The Taliban's spiritual leader, Sheikh Mohammad Omar, said he would support Bin Laden and promised any US attack would be met by an army of 300,000 Taliban fighters. However the real fighting strength of the Taliban is put at much less, around 50,000 according to some local analysts. They have suffered defeats in the field recently, desertion and are now fighting in the south and the north.

Ranged against them is the rebel army of the Northern Alliance, which fields about 15,000 fighters, mostly Tajiks and Uzbeks. They were well grounded in tactics by their charismatic commander Ahmed Shah Massoud, murdered by suicide bombers posing as a television news team, probably on the orders of Bin Laden only a few days before the terrorist attacks in Washington and New York.

The Northern Alliance is being joined by groups of independent fighters such as Ismail Kahn who successfully led the Mujahideen fighters against the Russian occupation in Herat province. He has said he is now preparing to win back Herat from the Taliban with the help of 7,000 of his tribal fighters. However, he has proved notoriously quarrelsome, and over the years has fallen out with most of his allies.

Hundreds of allied aircraft have been moved to the Gulf and Diego Garcia in the past week to display US determination. However, ammunition stocks, spares, and even the right amount of fuel and lubricants are not in place for a sustained air campaign yet.

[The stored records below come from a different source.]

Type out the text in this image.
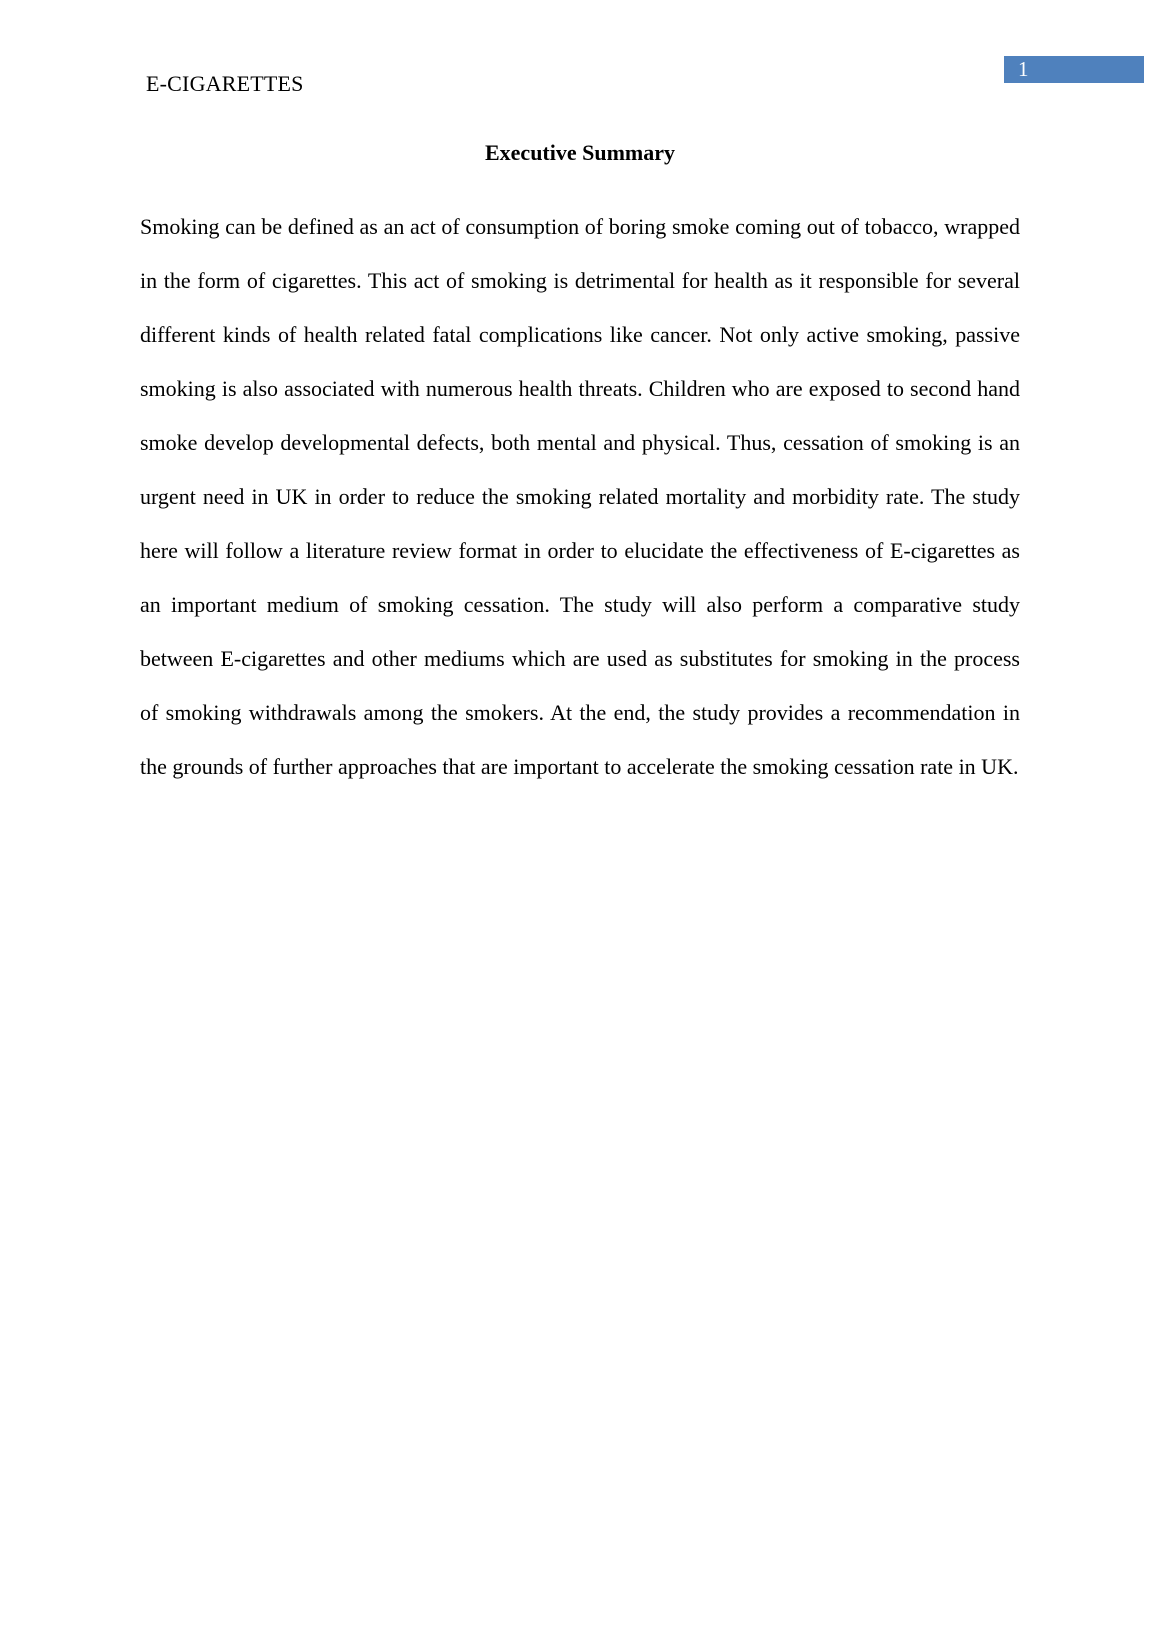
E-CIGARETTES
1
Executive Summary

Smoking can be defined as an act of consumption of boring smoke coming out of tobacco, wrapped in the form of cigarettes. This act of smoking is detrimental for health as it responsible for several different kinds of health related fatal complications like cancer. Not only active smoking, passive smoking is also associated with numerous health threats. Children who are exposed to second hand smoke develop developmental defects, both mental and physical. Thus, cessation of smoking is an urgent need in UK in order to reduce the smoking related mortality and morbidity rate. The study here will follow a literature review format in order to elucidate the effectiveness of E-cigarettes as an important medium of smoking cessation. The study will also perform a comparative study between E-cigarettes and other mediums which are used as substitutes for smoking in the process of smoking withdrawals among the smokers. At the end, the study provides a recommendation in the grounds of further approaches that are important to accelerate the smoking cessation rate in UK.
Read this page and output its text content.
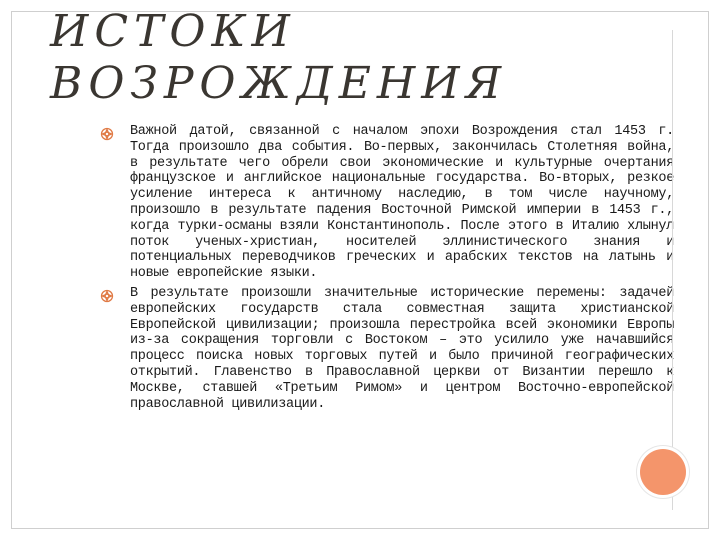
ИСТОКИ
ВОЗРОЖДЕНИЯ
Важной датой, связанной с началом эпохи Возрождения стал 1453 г. Тогда произошло два события. Во-первых, закончилась Столетняя война, в результате чего обрели свои экономические и культурные очертания французское и английское национальные государства. Во-вторых, резкое усиление интереса к античному наследию, в том числе научному, произошло в результате падения Восточной Римской империи в 1453 г., когда турки-османы взяли Константинополь. После этого в Италию хлынул поток ученых-христиан, носителей эллинистического знания и потенциальных переводчиков греческих и арабских текстов на латынь и новые европейские языки.
В результате произошли значительные исторические перемены: задачей европейских государств стала совместная защита христианской Европейской цивилизации; произошла перестройка всей экономики Европы из-за сокращения торговли с Востоком – это усилило уже начавшийся процесс поиска новых торговых путей и было причиной географических открытий. Главенство в Православной церкви от Византии перешло к Москве, ставшей «Третьим Римом» и центром Восточно-европейской православной цивилизации.
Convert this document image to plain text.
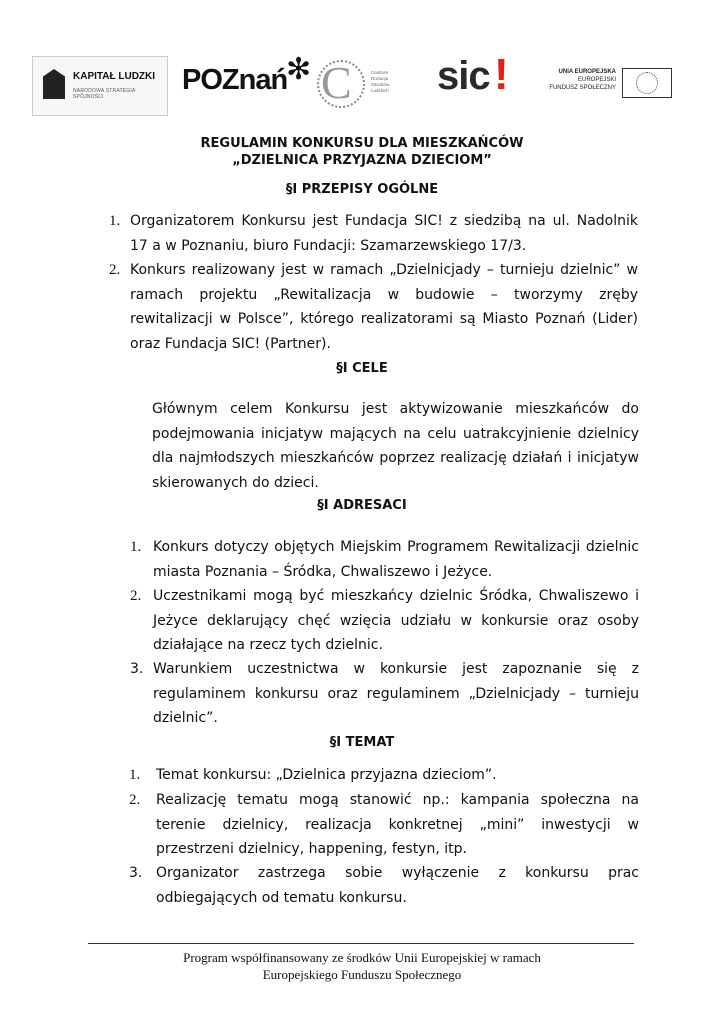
KAPITAŁ LUDZKI
NARODOWA STRATEGIA SPÓJNOŚCI
POZnań
✻ C	Centrum Rozwoju Zasobów Ludzkich sic !	UNIA EUROPEJSKA
EUROPEJSKI
FUNDUSZ SPOŁECZNY
REGULAMIN KONKURSU DLA MIESZKAŃCÓW
„DZIELNICA PRZYJAZNA DZIECIOM”
§I PRZEPISY OGÓLNE
1. Organizatorem Konkursu jest Fundacja SIC! z siedzibą na ul. Nadolnik 17 a w Poznaniu, biuro Fundacji: Szamarzewskiego 17/3.
2. Konkurs realizowany jest w ramach „Dzielnicjady – turnieju dzielnic” w ramach projektu „Rewitalizacja w budowie – tworzymy zręby rewitalizacji w Polsce”, którego realizatorami są Miasto Poznań (Lider) oraz Fundacja SIC! (Partner).
§I CELE
Głównym celem Konkursu jest aktywizowanie mieszkańców do podejmowania inicjatyw mających na celu uatrakcyjnienie dzielnicy dla najmłodszych mieszkańców poprzez realizację działań i inicjatyw skierowanych do dzieci.
§I ADRESACI
1. Konkurs dotyczy objętych Miejskim Programem Rewitalizacji dzielnic miasta Poznania – Śródka, Chwaliszewo i Jeżyce.
2. Uczestnikami mogą być mieszkańcy dzielnic Śródka, Chwaliszewo i Jeżyce deklarujący chęć wzięcia udziału w konkursie oraz osoby działające na rzecz tych dzielnic.
3. Warunkiem uczestnictwa w konkursie jest zapoznanie się z regulaminem konkursu oraz regulaminem „Dzielnicjady – turnieju dzielnic”.
§I TEMAT
1. Temat konkursu: „Dzielnica przyjazna dzieciom”.
2. Realizację tematu mogą stanowić np.: kampania społeczna na terenie dzielnicy, realizacja konkretnej „mini” inwestycji w przestrzeni dzielnicy, happening, festyn, itp.
3. Organizator zastrzega sobie wyłączenie z konkursu prac odbiegających od tematu konkursu.
Program współfinansowany ze środków Unii Europejskiej w ramach
Europejskiego Funduszu Społecznego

The main problem in planning a land campaign to defeat the Taliban, the main sponsors of Bin Laden, is the onset of the Afghan winter. Heavy snows will have closed the passes through the Hindu Kush mountains within six weeks.

However, fighting could continue on the plains round the main centres of Taliban power of Kabul and Kandahar. But that means the American allies would have to build temporary bases inside Afghanistan, even to assist a sustained advance by local fighters of the Northern Alliance.

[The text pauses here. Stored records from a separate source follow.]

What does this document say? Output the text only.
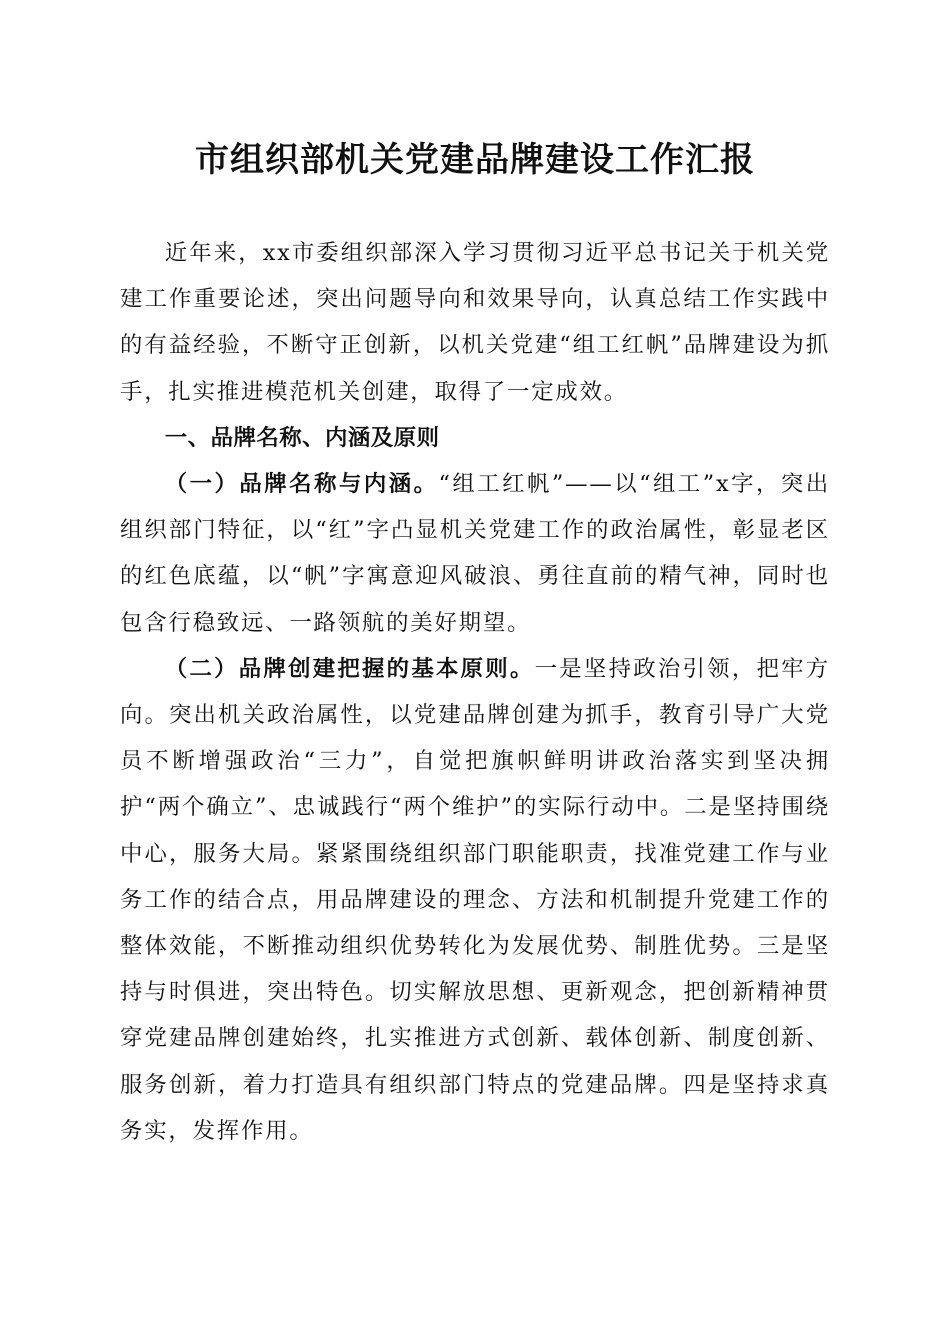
市组织部机关党建品牌建设工作汇报

近年来，xx市委组织部深入学习贯彻习近平总书记关于机关党建工作重要论述，突出问题导向和效果导向，认真总结工作实践中的有益经验，不断守正创新，以机关党建“组工红帆”品牌建设为抓手，扎实推进模范机关创建，取得了一定成效。

一、品牌名称、内涵及原则

（一）品牌名称与内涵。“组工红帆”——以“组工”x字，突出组织部门特征，以“红”字凸显机关党建工作的政治属性，彰显老区的红色底蕴，以“帆”字寓意迎风破浪、勇往直前的精气神，同时也包含行稳致远、一路领航的美好期望。

（二）品牌创建把握的基本原则。一是坚持政治引领，把牢方向。突出机关政治属性，以党建品牌创建为抓手，教育引导广大党员不断增强政治“三力”，自觉把旗帜鲜明讲政治落实到坚决拥护“两个确立”、忠诚践行“两个维护”的实际行动中。二是坚持围绕中心，服务大局。紧紧围绕组织部门职能职责，找准党建工作与业务工作的结合点，用品牌建设的理念、方法和机制提升党建工作的整体效能，不断推动组织优势转化为发展优势、制胜优势。三是坚持与时俱进，突出特色。切实解放思想、更新观念，把创新精神贯穿党建品牌创建始终，扎实推进方式创新、载体创新、制度创新、服务创新，着力打造具有组织部门特点的党建品牌。四是坚持求真务实，发挥作用。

Even if the alliance of Massoud's army with other tribal opponents can defeat the Taliban, it is unlikely they could rule the whole of Afghanistan. The Taliban have shown they will not give up without a fight. They have about 150 working Russian T-55 and T-62 tanks, about 200 good artillery pieces, and up to 50 MiG 21 and MiG 23 aircraft though only about 20 are believed to be in working order.

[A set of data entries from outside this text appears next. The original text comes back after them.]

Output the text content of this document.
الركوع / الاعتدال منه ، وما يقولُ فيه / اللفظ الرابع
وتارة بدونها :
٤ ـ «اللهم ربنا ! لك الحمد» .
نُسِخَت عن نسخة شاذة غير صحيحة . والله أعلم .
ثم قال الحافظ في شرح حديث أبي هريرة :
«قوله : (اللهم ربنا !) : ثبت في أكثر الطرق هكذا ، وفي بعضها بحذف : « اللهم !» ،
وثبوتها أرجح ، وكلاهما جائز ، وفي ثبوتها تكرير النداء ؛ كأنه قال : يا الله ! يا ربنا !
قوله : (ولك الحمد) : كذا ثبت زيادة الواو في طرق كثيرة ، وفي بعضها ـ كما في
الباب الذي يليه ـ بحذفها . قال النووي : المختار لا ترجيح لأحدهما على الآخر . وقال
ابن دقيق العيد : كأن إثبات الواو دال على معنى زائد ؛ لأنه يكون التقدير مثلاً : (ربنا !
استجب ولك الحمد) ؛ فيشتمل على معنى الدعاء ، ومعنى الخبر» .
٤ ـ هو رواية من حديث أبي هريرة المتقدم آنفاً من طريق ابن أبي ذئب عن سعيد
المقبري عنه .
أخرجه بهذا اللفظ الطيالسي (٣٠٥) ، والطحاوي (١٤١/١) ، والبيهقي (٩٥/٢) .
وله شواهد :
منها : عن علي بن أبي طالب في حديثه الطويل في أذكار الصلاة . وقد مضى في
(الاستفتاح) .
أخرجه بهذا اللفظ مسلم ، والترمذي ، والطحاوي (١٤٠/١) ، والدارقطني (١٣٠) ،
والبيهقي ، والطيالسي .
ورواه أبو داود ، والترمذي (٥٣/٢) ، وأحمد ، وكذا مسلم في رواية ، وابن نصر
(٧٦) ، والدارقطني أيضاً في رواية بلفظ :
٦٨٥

With allied help the Northern Alliance has been making a steady advance across northern Afghanistan. On Monday they took the key town of Zari, 60 miles south of Mazar-i-Sharif. Mazar has a good airfield which could serve as a forward base for mounting helicopter and air assaults on the Taliban and bin Laden strongholds in the south if the weather allows.

This is a big "if " as the huge barriers of the Hindu Kush lies between Mazar and the capital Kabul, and the strategic provincial centres of Kandahar and Jalalabad. In most of the winter, which is less than two months away, the fog and mist make it almost possible to fly over the mountains by helicopter.

But the real snag in present plans may not be the struggle with the Taliban, but how to manage friends and foes throughout the region, including Iraq, Saudi Arabia and the Gulf.

-- Swissrose (cellier3@mindspring.com), September 26, 2001

Answers

Plain old "smoke and mirrors". The United States is stalling. If they want Bin Ladin they would have him. " Somethins up" love to all Judy

-- Judy/W (judywhalen@aol.com), September 26, 2001.

Maybe, maybe not. From other news reports is seems that this guy is very smart: apparently when he learned that his telephone conversations were being intercepted he went "no tech" meaning he refuses to let ANY electronics near him. Everything is run by trusted individuals as intermediaries. OBL apparently survives by living as close to the lifestyle of a medieval central Asian mountain fighter as he can, at least in terms of communications. He lets others face the external world.

Or, you may be quite correct. Who knows? I doubt any of us on GICC are in a position to know for sure!

(Related point: did anyone catch the documentary "Abandon All Hope: Welcome to Afghanistan" on I think MSNBC cable TeeVee a couple nights ago? Very well done piece by an independent newsman. Gives a good flavor of the place, I thought. If it is played again, I highly recommend it.)